The glaring inconsistency in Abbott's fuel-tax grab

Automatic indexation of excises makes it too easy for governments to lift spending and is inconsistent with our fixed income tax thresholds.

The Abbott government’s move to increase fuel excise duties without legislation raises questions of legitimacy -- it’s not just about the way they are doing it, but also about the principle of automatically indexing a tax.

There is no doubt that the method is tricky and flies in the face of the principle of no taxation without representation. The government is risking the wrath of the electorate not just by increasing something as sensitive as the cost of fuel, but also by doing it in such a tricky way. They can say that what they are doing is legal and that legislation will still ultimately be needed to validate their action, but the mechanism they are using was not put there as a way of circumventing Senate obstruction, however frustrating that may be.

Turning to the principle of indexation, there is no textbook answer as to whether this is right or wrong. There is no principle of sound taxation that says the real value of an excise duty should be preserved through automatic indexation to the consumer price index. Whether it is done or not really comes down to how desperate governments are for more revenue.

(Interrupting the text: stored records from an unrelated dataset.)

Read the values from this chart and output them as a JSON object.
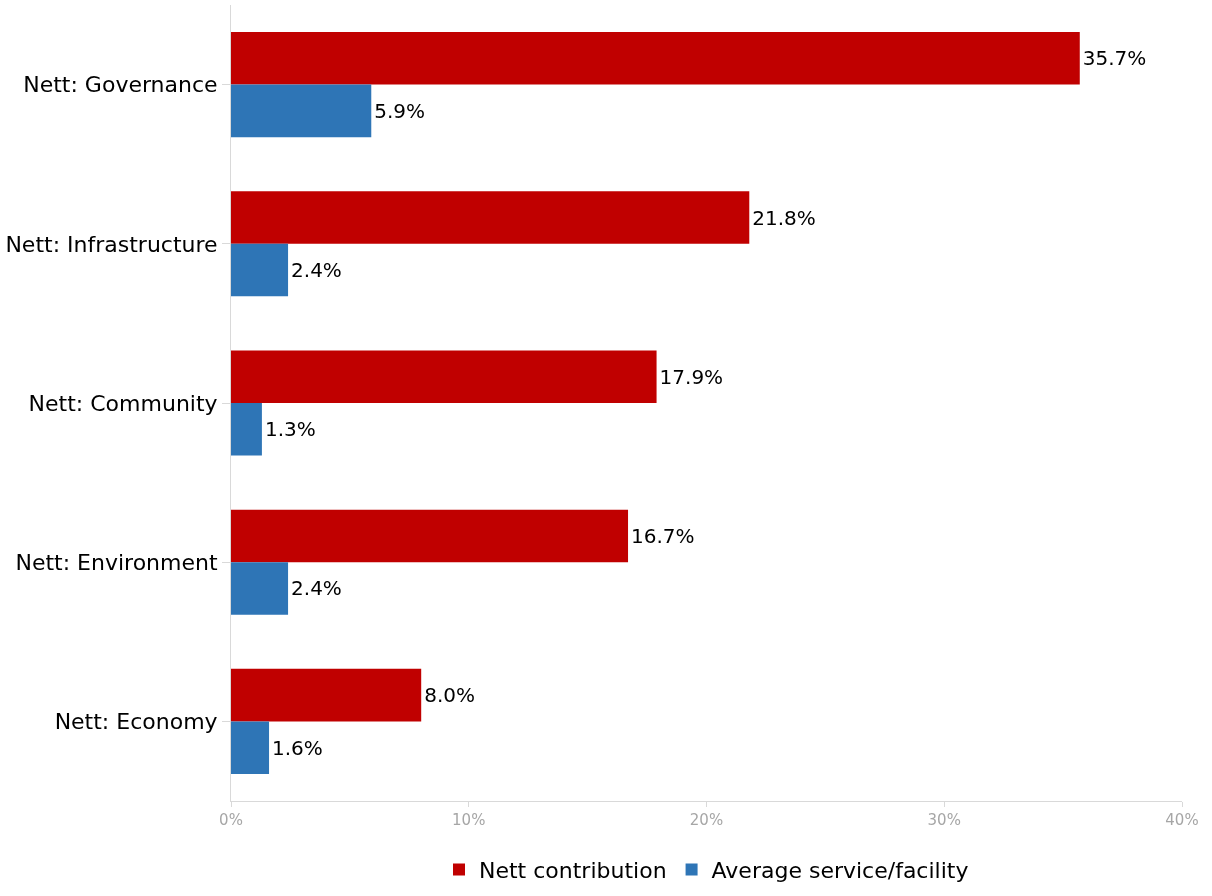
{
  "chart_data": {
    "type": "bar",
    "orientation": "horizontal",
    "categories": [
      "Nett: Governance",
      "Nett: Infrastructure",
      "Nett: Community",
      "Nett: Environment",
      "Nett: Economy"
    ],
    "series": [
      {
        "name": "Nett contribution",
        "color": "#c00000",
        "values": [
          35.7,
          21.8,
          17.9,
          16.7,
          8.0
        ],
        "value_labels": [
          "35.7%",
          "21.8%",
          "17.9%",
          "16.7%",
          "8.0%"
        ]
      },
      {
        "name": "Average service/facility",
        "color": "#2e75b6",
        "values": [
          5.9,
          2.4,
          1.3,
          2.4,
          1.6
        ],
        "value_labels": [
          "5.9%",
          "2.4%",
          "1.3%",
          "2.4%",
          "1.6%"
        ]
      }
    ],
    "xlim": [
      0,
      40
    ],
    "xticks": [
      {
        "value": 0,
        "label": "0%"
      },
      {
        "value": 10,
        "label": "10%"
      },
      {
        "value": 20,
        "label": "20%"
      },
      {
        "value": 30,
        "label": "30%"
      },
      {
        "value": 40,
        "label": "40%"
      }
    ],
    "legend": "bottom"
  }
}
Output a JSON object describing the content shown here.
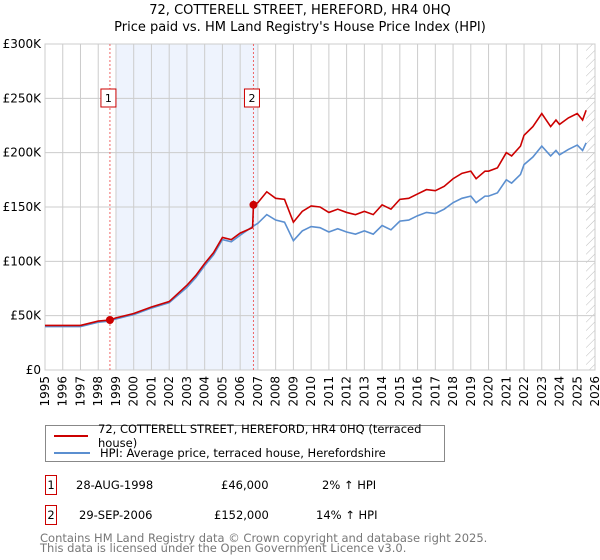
{
  "chart_data": {
    "type": "line",
    "title": "72, COTTERELL STREET, HEREFORD, HR4 0HQ",
    "subtitle": "Price paid vs. HM Land Registry's House Price Index (HPI)",
    "xlim": [
      1995,
      2026
    ],
    "ylim": [
      0,
      300000
    ],
    "yticks": [
      {
        "v": 0,
        "label": "£0"
      },
      {
        "v": 50000,
        "label": "£50K"
      },
      {
        "v": 100000,
        "label": "£100K"
      },
      {
        "v": 150000,
        "label": "£150K"
      },
      {
        "v": 200000,
        "label": "£200K"
      },
      {
        "v": 250000,
        "label": "£250K"
      },
      {
        "v": 300000,
        "label": "£300K"
      }
    ],
    "xticks": [
      "1995",
      "1996",
      "1997",
      "1998",
      "1999",
      "2000",
      "2001",
      "2002",
      "2003",
      "2004",
      "2005",
      "2006",
      "2007",
      "2008",
      "2009",
      "2010",
      "2011",
      "2012",
      "2013",
      "2014",
      "2015",
      "2016",
      "2017",
      "2018",
      "2019",
      "2020",
      "2021",
      "2022",
      "2023",
      "2024",
      "2025",
      "2026"
    ],
    "grid": true,
    "shaded_range": [
      1999,
      2007
    ],
    "forecast_hatch_from": 2025.5,
    "series": [
      {
        "name": "72, COTTERELL STREET, HEREFORD, HR4 0HQ (terraced house)",
        "color": "#cc0000",
        "x": [
          1995,
          1996,
          1997,
          1998,
          1998.66,
          1999,
          2000,
          2001,
          2002,
          2003,
          2003.5,
          2004,
          2004.5,
          2005,
          2005.5,
          2006,
          2006.7,
          2006.75,
          2007,
          2007.5,
          2008,
          2008.5,
          2009,
          2009.5,
          2010,
          2010.5,
          2011,
          2011.5,
          2012,
          2012.5,
          2013,
          2013.5,
          2014,
          2014.5,
          2015,
          2015.5,
          2016,
          2016.5,
          2017,
          2017.5,
          2018,
          2018.5,
          2019,
          2019.3,
          2019.8,
          2020,
          2020.5,
          2021,
          2021.3,
          2021.8,
          2022,
          2022.5,
          2023,
          2023.5,
          2023.8,
          2024,
          2024.5,
          2025,
          2025.3,
          2025.5
        ],
        "y": [
          41,
          41,
          41,
          45,
          46,
          48,
          52,
          58,
          63,
          78,
          87,
          98,
          108,
          122,
          120,
          126,
          131,
          152,
          154,
          164,
          158,
          157,
          136,
          146,
          151,
          150,
          145,
          148,
          145,
          143,
          146,
          143,
          152,
          148,
          157,
          158,
          162,
          166,
          165,
          169,
          176,
          181,
          183,
          176,
          183,
          183,
          186,
          200,
          197,
          206,
          216,
          224,
          236,
          224,
          230,
          226,
          232,
          236,
          230,
          239
        ]
      },
      {
        "name": "HPI: Average price, terraced house, Herefordshire",
        "color": "#5b8fd0",
        "x": [
          1995,
          1996,
          1997,
          1998,
          1998.66,
          1999,
          2000,
          2001,
          2002,
          2003,
          2003.5,
          2004,
          2004.5,
          2005,
          2005.5,
          2006,
          2006.7,
          2007,
          2007.5,
          2008,
          2008.5,
          2009,
          2009.5,
          2010,
          2010.5,
          2011,
          2011.5,
          2012,
          2012.5,
          2013,
          2013.5,
          2014,
          2014.5,
          2015,
          2015.5,
          2016,
          2016.5,
          2017,
          2017.5,
          2018,
          2018.5,
          2019,
          2019.3,
          2019.8,
          2020,
          2020.5,
          2021,
          2021.3,
          2021.8,
          2022,
          2022.5,
          2023,
          2023.5,
          2023.8,
          2024,
          2024.5,
          2025,
          2025.3,
          2025.5
        ],
        "y": [
          40,
          40,
          40,
          44,
          45,
          47,
          51,
          57,
          62,
          76,
          85,
          96,
          106,
          120,
          118,
          124,
          132,
          135,
          143,
          138,
          136,
          119,
          128,
          132,
          131,
          127,
          130,
          127,
          125,
          128,
          125,
          133,
          129,
          137,
          138,
          142,
          145,
          144,
          148,
          154,
          158,
          160,
          154,
          160,
          160,
          163,
          175,
          172,
          180,
          189,
          196,
          206,
          197,
          202,
          198,
          203,
          207,
          202,
          209
        ]
      }
    ],
    "y_units": "£ thousands",
    "sales": [
      {
        "n": "1",
        "x": 1998.66,
        "y": 46
      },
      {
        "n": "2",
        "x": 2006.75,
        "y": 152
      }
    ]
  },
  "legend": {
    "red": "72, COTTERELL STREET, HEREFORD, HR4 0HQ (terraced house)",
    "blue": "HPI: Average price, terraced house, Herefordshire"
  },
  "transactions": [
    {
      "n": "1",
      "date": "28-AUG-1998",
      "price": "£46,000",
      "hpi": "2% ↑ HPI"
    },
    {
      "n": "2",
      "date": "29-SEP-2006",
      "price": "£152,000",
      "hpi": "14% ↑ HPI"
    }
  ],
  "footer": {
    "line1": "Contains HM Land Registry data © Crown copyright and database right 2025.",
    "line2": "This data is licensed under the Open Government Licence v3.0."
  }
}
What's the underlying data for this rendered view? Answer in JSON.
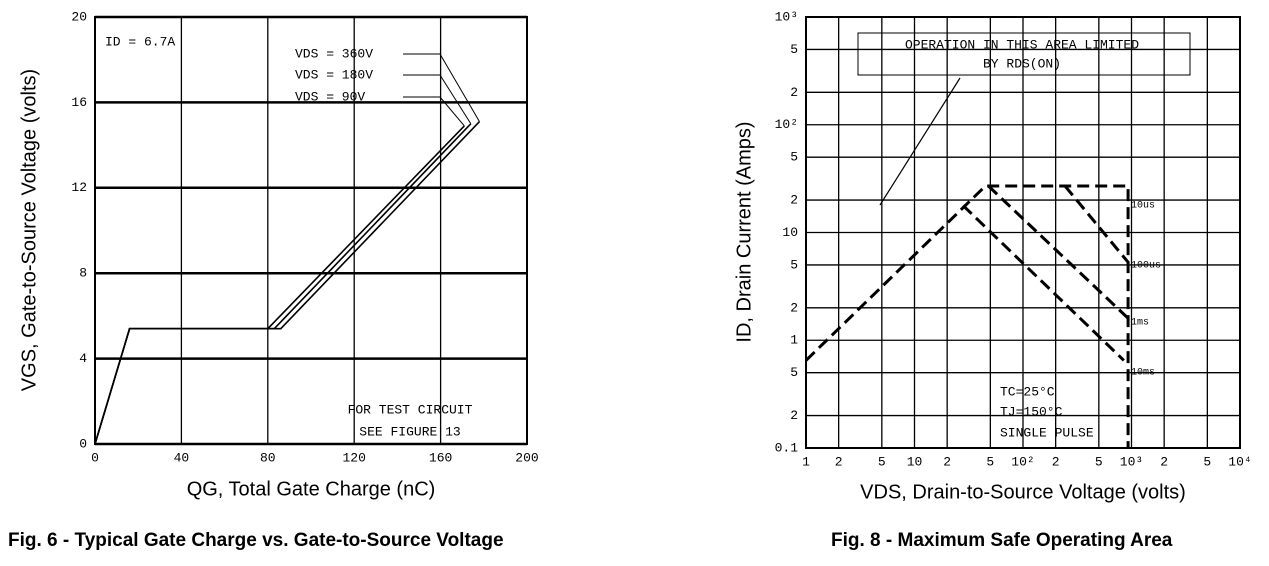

Indexation was adopted in 1983 as a pragmatic measure by a Labor government that was scraping the barrel to shrink the budget deficit. It was abandoned (for fuel only, not for tobacco and alcohol) by the Howard government in 2001, when the budget was in surplus and in the midst of heightened public angst about petrol prices. Now, the Abbott government wants to reinstate indexation because shrinking the budget deficit is again a high priority.

Automatic indexation of excise duties is popular with economists who want the government to raise more revenue to pay for expenditure programs. But those who like their government lean and mean see automatic indexation as making it too easy to finance the growth of government spending. According to this view, if any government thinks excise duties should keep pace with inflation, they should introduce legislation with each year’s budget to increase the rates of duty. This is more open and subjects the process to parliamentary scrutiny -- which is exactly what governments don’t want.

It should also be said that there is a glaring inconsistency between indexing excise duties for inflation but not indexing thresholds in the personal income tax scale. Failure to index thresholds results in bracket creep -- the tax increase by stealth. If the government was defending the principle of indexation rather than being pragmatic about maximising revenue, it would be consistent.

The government would lose a lot more through indexation of tax thresholds than it gains through indexation of excise duties, but that is where the principle leads. Indexing one but not the other is a ‘heads you lose, tails I win’ outcome.

Nobody should be lulled into accepting the fuel excise indexation because “it’s just half a cent a litre.” If the practice becomes re-established, the cumulative effect will be substantial. Had indexation not been terminated in 2001, a litre of petrol would cost about 17 cents more now than we are actually paying and the government would be raking in an extra $8 billion a year. That doesn’t mean the deficit would be $8 billion less, because governments with more money at their disposal would have committed to spend more on something along the way.

Until such time as the government is consistent and introduces automatic indexation of income tax thresholds (and don’t hold your breath waiting for that), I would prefer to see them have to front up to parliament every time they want to increase excise duties. That goes for alcohol and tobacco as well as fuel. And if they can’t get the parliament to agree, that should be the end of the matter -- no tricks please.

Robert Carling is senior research fellow at the Centre for Independent Studies.